You are looking for the macros

  • \resizebox{<h-length>}{<v-length>}{<content>} and
  • \scalebox{<h-scale>}[<v-scale>]{<content>}

from the graphics/graphicx packages (→ graphics manual, 3.3 “Scaling”, p. 3).

The \scalebox macro expects ratios like those you’d use in \includegraphics, you you would be using

\begin{figure}
    \scalebox{.5}{\input{plot.tex}}
\end{figure}

or, if you rather want to resize the content to a fixed width (or height),

\begin{figure}
    \resizebox{.9\linewidth}{!}{\input{plot.tex}}
\end{figure}

where ! means that the content gets resized so that it keeps its aspect ratio.
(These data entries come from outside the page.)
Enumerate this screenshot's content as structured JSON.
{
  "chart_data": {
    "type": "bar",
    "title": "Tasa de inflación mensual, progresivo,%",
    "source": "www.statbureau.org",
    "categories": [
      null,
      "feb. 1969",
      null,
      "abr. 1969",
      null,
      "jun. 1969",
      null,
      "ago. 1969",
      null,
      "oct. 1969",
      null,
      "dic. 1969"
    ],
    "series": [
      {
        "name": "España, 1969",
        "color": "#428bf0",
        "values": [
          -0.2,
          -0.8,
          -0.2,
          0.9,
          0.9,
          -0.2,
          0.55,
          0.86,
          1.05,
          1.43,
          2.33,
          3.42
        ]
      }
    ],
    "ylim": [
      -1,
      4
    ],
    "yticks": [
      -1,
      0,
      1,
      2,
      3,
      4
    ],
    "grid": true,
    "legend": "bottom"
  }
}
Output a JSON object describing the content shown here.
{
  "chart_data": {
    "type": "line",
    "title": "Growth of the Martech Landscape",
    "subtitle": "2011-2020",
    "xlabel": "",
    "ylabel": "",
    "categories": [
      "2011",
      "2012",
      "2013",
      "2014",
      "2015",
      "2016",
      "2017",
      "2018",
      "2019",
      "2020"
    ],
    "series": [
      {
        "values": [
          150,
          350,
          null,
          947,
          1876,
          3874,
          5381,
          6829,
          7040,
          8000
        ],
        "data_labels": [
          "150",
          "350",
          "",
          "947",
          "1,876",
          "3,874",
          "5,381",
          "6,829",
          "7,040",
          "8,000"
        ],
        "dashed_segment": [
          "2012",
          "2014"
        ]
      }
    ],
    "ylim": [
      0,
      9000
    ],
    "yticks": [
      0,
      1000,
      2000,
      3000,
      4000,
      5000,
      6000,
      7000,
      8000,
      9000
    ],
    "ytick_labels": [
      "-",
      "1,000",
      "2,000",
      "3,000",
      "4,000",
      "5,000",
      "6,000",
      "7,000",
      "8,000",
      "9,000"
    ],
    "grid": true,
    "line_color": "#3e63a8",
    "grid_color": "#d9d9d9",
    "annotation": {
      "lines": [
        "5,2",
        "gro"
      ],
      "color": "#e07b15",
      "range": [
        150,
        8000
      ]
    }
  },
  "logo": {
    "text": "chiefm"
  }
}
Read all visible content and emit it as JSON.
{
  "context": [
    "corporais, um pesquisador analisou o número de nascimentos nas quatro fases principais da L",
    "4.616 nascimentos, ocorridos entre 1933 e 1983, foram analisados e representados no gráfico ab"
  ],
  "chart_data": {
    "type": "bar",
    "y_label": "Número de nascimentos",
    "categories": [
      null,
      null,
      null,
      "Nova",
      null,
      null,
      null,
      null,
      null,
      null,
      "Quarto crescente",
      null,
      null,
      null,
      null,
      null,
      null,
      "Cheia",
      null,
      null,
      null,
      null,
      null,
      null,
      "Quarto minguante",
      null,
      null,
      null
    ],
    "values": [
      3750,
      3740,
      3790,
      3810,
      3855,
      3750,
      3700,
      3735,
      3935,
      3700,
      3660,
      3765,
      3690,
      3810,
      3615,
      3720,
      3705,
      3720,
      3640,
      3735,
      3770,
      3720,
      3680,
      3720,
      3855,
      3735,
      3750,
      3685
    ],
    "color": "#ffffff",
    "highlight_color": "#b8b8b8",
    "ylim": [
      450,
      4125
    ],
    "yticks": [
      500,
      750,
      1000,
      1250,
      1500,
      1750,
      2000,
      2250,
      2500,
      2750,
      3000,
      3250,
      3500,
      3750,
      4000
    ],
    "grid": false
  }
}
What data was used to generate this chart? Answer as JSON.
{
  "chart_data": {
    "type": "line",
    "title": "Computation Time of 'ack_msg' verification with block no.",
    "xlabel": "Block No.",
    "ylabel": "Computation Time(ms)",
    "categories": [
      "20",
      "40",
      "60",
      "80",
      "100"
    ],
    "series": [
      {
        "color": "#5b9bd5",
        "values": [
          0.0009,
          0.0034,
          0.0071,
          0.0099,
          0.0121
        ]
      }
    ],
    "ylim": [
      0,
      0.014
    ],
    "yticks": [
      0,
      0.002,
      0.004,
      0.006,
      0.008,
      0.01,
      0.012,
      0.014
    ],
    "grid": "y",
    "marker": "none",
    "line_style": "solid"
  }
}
There exist also a starred version of \resizebox and you can use the lengths \height, \width, \totalheight and \depth to refer to the original sizes of the content; meaning the factor .5 could be used with \resizebox, too:

\begin{figure}
    \resizebox{.5\totalheight}{!}{\input{plot.tex}}
\end{figure}

If you're using subfigures that are scaled and want non-subfigure plots to match the others' layout, you can use the subfigure code as well with just one plot:

\begin{figure}[t]
  \centering
  \begin{subfigure}[b]{0.95\textwidth}
     \include{plot.tex}
  \end{subfigure}
  \caption{
    My caption...
  }
  \label{fig:myPlot}
\end{figure}

(In my case, using the other suggested answer left some components of the plot not matching -- maybe axis labels or legend, I forget -- thus my hacky approach.)